- Born: Barbara Boruszak April 6, 1930 Chorzow, Poland
- Died: November 5, 2025 (aged 95)
- Occupation: Costume designer

= Barbara Ptak =

Polish costume designer (1930–2025)

Barbara Ptak (6 April 1930 – 5 November 2025) was a Polish costume designer.

== Biography ==
Ptak was born Barbara Boruszak in Chorzów, on 6 April 1930. In 1963, she graduated from the Faculty of Graphic Arts of the Academy of Fine Arts in Warsaw in the studio of Prof. Józef Mroszczak. She prepared her theoretical diploma thesis along with the design of the exhibition on the occasion of the 75th anniversary of cinema in Poland under the supervision of Prof. Jerzy Teoplitz.

In 1960, while still a student, she began cooperating as a costume designer in the production of Jack of Spades, directed by Tadeusz Chmielewski. Throughout her career, she designed for a number of productions, including Pharaoh (1966), Pearl in the Crown (1972) and The Promised Land (1975).

Ptak died on 5 November 2025, at the age of 95.

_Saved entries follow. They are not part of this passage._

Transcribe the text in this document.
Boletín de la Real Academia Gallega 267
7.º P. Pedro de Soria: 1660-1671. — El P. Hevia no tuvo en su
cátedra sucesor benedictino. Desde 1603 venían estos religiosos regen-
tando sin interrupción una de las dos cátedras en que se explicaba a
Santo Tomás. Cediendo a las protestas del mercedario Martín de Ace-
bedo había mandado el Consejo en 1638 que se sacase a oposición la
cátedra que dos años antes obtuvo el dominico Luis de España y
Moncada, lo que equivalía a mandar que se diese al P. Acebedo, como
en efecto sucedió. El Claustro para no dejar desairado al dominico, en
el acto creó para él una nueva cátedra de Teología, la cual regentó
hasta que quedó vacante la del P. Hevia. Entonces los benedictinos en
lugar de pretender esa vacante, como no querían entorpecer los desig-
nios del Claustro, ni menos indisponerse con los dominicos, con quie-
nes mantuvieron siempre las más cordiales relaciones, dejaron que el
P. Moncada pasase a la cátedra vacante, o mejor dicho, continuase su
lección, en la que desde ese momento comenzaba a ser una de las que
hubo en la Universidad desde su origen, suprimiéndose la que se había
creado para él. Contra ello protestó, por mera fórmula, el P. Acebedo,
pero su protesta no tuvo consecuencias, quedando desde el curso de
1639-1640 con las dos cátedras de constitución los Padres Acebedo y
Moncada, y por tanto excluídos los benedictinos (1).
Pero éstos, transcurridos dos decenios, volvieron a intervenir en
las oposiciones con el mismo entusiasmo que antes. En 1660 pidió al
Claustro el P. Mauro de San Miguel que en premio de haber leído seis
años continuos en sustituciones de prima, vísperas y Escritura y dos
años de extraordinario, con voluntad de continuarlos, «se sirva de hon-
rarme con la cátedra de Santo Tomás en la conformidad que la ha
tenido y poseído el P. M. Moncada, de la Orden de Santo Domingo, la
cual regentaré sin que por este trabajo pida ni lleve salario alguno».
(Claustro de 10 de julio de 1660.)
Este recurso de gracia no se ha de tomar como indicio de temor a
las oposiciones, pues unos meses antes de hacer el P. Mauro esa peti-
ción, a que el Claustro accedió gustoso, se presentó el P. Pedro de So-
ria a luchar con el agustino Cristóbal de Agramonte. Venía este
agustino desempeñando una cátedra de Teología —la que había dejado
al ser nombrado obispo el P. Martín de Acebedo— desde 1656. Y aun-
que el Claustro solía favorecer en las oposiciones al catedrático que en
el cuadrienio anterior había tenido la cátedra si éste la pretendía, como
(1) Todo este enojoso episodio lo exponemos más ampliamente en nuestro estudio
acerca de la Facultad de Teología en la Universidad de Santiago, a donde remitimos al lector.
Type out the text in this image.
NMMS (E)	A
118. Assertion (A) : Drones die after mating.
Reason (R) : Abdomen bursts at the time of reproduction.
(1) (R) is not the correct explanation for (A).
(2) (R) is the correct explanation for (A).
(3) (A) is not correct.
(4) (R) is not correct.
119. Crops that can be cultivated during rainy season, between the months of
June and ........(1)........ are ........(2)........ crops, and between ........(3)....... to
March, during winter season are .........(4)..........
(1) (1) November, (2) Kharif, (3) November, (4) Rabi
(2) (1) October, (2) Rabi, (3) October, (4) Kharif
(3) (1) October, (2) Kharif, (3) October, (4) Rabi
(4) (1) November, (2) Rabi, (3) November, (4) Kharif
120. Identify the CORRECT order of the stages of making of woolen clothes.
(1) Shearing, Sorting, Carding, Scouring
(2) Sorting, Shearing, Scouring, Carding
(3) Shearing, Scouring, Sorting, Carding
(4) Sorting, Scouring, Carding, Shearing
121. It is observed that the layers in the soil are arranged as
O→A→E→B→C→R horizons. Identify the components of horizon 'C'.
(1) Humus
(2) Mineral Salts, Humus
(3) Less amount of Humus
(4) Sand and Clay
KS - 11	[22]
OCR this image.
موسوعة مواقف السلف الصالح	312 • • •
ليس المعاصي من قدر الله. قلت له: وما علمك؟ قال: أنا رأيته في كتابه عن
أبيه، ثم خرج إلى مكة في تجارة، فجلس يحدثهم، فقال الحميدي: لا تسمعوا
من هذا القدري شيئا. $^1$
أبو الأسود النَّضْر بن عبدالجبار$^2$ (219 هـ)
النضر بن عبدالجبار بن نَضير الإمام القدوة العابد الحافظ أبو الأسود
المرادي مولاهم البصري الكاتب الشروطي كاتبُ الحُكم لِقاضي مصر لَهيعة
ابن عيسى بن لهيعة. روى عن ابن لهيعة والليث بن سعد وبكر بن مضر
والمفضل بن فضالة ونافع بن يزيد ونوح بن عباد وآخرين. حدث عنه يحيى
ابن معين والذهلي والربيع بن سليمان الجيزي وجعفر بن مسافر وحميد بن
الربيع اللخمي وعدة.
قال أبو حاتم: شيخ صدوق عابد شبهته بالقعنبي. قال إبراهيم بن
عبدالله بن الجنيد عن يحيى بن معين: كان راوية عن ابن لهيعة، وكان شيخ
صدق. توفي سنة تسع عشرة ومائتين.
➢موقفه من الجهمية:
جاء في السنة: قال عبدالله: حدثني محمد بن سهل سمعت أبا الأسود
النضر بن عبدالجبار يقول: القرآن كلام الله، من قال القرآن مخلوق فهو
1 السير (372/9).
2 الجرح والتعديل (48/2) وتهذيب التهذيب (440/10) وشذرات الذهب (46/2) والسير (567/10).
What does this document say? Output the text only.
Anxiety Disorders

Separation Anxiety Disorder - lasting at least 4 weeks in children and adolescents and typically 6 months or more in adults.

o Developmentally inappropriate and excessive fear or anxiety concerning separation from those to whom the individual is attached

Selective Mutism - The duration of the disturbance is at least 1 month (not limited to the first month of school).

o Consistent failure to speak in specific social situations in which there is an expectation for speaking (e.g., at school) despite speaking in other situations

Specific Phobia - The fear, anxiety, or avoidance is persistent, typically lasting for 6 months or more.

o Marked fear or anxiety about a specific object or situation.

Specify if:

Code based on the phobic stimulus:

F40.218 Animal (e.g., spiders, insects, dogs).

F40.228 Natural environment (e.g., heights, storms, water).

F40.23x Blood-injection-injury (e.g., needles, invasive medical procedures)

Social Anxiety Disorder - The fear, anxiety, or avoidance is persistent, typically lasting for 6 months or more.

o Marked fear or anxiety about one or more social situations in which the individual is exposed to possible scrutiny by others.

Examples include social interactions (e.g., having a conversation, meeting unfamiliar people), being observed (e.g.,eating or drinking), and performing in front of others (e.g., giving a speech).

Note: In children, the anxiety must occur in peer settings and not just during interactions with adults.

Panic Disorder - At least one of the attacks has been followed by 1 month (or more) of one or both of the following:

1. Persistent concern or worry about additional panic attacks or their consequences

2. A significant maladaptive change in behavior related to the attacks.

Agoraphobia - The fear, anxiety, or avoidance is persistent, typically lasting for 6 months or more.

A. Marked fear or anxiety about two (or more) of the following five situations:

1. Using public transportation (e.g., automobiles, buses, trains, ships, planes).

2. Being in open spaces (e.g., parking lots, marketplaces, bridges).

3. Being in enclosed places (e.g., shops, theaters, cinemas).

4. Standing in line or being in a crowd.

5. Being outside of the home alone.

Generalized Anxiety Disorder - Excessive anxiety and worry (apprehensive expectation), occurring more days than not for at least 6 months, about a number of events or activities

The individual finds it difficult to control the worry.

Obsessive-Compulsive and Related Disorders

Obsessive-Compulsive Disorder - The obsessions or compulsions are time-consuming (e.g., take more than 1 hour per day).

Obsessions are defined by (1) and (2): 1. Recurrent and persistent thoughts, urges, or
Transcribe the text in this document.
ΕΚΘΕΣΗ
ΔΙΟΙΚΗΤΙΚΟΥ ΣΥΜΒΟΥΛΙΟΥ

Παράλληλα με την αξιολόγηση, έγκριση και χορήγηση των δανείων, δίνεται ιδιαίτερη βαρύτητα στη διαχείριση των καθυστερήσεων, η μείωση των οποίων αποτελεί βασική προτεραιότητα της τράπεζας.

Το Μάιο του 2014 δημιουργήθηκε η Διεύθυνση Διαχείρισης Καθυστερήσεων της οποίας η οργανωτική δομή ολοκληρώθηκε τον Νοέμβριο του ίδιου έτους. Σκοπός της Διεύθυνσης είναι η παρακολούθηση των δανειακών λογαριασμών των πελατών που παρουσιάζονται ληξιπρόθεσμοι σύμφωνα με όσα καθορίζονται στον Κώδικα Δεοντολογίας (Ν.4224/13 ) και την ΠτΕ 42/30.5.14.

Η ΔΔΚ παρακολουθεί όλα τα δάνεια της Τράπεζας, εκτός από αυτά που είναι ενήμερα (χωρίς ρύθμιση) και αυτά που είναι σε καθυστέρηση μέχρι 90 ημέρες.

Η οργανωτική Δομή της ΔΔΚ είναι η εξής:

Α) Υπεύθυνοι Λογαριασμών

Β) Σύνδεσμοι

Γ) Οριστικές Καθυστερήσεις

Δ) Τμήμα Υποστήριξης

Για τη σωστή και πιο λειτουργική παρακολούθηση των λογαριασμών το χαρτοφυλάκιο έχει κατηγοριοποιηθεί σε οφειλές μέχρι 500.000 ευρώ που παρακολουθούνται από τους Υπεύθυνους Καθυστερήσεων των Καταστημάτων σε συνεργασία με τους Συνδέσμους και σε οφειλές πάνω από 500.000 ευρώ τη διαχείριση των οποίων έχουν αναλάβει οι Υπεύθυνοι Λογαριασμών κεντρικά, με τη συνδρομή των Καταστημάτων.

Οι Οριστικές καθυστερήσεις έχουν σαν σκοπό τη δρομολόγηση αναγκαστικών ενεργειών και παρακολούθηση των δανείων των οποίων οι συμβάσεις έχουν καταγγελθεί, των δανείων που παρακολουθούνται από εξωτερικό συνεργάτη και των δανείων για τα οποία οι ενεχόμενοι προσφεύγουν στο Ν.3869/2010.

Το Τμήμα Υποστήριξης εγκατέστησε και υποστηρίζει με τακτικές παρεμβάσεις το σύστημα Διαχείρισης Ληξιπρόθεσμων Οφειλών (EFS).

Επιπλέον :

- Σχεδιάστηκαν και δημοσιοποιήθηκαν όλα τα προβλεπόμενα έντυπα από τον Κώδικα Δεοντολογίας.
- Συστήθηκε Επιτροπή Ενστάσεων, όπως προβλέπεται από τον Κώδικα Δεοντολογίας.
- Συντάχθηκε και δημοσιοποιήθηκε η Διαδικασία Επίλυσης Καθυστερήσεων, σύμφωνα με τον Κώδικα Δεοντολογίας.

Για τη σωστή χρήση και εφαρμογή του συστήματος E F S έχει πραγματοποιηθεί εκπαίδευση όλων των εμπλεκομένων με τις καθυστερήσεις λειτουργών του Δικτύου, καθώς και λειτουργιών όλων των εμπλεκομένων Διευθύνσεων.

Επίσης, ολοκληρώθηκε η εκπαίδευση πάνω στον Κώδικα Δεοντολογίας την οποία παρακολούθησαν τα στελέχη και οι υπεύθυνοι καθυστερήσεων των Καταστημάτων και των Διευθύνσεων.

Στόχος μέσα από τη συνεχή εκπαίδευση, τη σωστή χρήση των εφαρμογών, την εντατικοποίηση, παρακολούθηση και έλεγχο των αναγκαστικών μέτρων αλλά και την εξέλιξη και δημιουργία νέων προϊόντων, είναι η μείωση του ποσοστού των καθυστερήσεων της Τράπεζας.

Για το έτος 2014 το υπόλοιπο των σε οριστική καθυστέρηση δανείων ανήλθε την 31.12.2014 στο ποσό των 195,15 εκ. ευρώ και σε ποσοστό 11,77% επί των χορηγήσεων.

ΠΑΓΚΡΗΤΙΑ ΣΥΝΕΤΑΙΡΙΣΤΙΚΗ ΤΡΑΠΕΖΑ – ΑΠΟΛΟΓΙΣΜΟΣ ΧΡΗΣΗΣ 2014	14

== Selected filmography ==
- 1961: Milczące ślady (dir. Zbigniew Kuźmiński)
- 1962: Nóż w wodzie (dir. Roman Polański)
- 1962: Drugi brzeg (dir. Zbigniew Kuźmiński)
- 1964: Pieciu (dir. Paweł Komorowski)
- 1966: Pharaoh (dir. Jerzy Kawalerowicz)
- 1966: Sublokator (dir. Janusz Majewski)
- 1972: Perła w koronie (dir. Kazimierz Kutz)
- 1975: Ziemia obiecana (dir. Andrzej Wajda)
- 1975: Noce i dnie (dir. Jerzy Antczak)
- 1977: Dagny (dir. Haakon Sandøy)
- 1983: Epitafium dla Barbary Radziwiłłówny (dir. Janusz Majewski)
- 1987: Wierna Rzeka (dir. Tadeusz Chmielewski)

== Awards ==
In 2004, she was awarded the Cross of Merit. In 2008, she was awarded the Gloria Artis Medal for Merit to Culture.